Rolfe Dorsey, church development director for Long Run Baptist Association, said if the center were a church it would rank among associational leaders in conversions.

He credited Harvey for the salvations that last year were quadruple the number reported there in 1994.

“Randall has led his people into leading others to seek Jesus,” said Dorsey, who also chairs the association’s evangelism committee. “He’s released them to acknowledge Christ and witness to other people.

“That’s a different venue for reaching people. It’s almost like a foreign mission field. There are a lot of unsaved people and you have to find them. At Jefferson Street, the unsaved people find them.”

And they find Christ. Two days after Thanksgiving, half a dozen clients who live at the center attended a chili dinner and benefit concert at Meadow Hills Baptist Church.

The following week a resident approached Harvey to relate how the Journeymen Quartet convinced him he needed to accept Christ. Although he attended church growing up, the man became angry when the Lord didn’t heal him of mental illness.

“Their music made me think about the gospel,” he said. “I realized how shallow my view of God was.”

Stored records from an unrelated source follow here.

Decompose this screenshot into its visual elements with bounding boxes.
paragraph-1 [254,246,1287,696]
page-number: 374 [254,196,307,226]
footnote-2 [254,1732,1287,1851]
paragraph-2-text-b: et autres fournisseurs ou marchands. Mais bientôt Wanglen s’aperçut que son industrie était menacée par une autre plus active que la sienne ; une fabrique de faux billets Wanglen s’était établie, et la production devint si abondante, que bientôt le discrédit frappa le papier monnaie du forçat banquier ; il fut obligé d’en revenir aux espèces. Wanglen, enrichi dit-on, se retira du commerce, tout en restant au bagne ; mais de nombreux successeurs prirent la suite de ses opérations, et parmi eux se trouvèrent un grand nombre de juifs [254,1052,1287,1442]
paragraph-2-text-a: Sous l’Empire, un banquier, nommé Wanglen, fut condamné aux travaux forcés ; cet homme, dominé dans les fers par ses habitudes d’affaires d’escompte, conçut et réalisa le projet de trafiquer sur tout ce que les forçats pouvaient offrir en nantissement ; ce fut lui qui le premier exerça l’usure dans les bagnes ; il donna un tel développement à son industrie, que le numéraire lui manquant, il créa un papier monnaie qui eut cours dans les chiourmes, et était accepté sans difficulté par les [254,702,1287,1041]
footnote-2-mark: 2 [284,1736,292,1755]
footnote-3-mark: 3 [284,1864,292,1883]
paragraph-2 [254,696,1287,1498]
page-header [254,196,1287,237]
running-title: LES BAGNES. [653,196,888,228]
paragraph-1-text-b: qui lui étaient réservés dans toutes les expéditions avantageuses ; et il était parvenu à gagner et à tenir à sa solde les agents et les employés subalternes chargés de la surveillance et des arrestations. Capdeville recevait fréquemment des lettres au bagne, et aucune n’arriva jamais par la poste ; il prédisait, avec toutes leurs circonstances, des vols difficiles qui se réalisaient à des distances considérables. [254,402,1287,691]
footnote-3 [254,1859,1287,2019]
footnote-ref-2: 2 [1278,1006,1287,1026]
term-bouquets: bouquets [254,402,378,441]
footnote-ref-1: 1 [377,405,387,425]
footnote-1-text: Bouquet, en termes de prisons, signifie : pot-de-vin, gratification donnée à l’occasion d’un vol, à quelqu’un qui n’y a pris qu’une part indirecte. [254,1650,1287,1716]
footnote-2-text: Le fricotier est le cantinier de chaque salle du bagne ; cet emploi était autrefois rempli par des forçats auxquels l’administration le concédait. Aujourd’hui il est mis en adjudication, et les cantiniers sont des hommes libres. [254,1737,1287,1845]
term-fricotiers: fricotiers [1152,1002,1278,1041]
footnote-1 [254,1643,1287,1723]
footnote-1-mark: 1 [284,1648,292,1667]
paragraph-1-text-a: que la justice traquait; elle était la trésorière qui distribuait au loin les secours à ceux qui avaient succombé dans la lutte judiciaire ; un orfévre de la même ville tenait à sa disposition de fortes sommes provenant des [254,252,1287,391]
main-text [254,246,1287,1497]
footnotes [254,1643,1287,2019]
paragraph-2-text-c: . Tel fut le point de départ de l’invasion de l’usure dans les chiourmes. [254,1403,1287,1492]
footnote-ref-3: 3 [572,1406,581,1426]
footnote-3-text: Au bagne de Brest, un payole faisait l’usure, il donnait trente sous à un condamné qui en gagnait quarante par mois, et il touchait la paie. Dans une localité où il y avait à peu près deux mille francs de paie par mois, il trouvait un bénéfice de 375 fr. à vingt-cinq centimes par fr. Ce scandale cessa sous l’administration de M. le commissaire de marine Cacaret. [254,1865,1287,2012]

A week later, the man told Harvey he had read through the Bible. Soon after he attended church with a relative for the first time in years.

Harvey heard many other touching stories during 1996, like the street person who had vanished. He reappeared last year wearing a one- year sobriety medal from Alcoholics Anonymous. He credited the center with steering him to Christ, who enabled him to shed his addiction to alcohol.

Another man learned to read after Harvey directed him to a literacy program. He then found a job at a convenience store and later earned a promotion to assistant manager.

“The Lord still saves people and brings about radical changes in their lives,” said Dorsey of the ministry to street people, which is partially funded by the Southern Baptist Home Mission Board.

“I think some of the characterizations of how different people are today are overblown. People are still people. They have the same needs they did 30, 50 or 100 years ago.”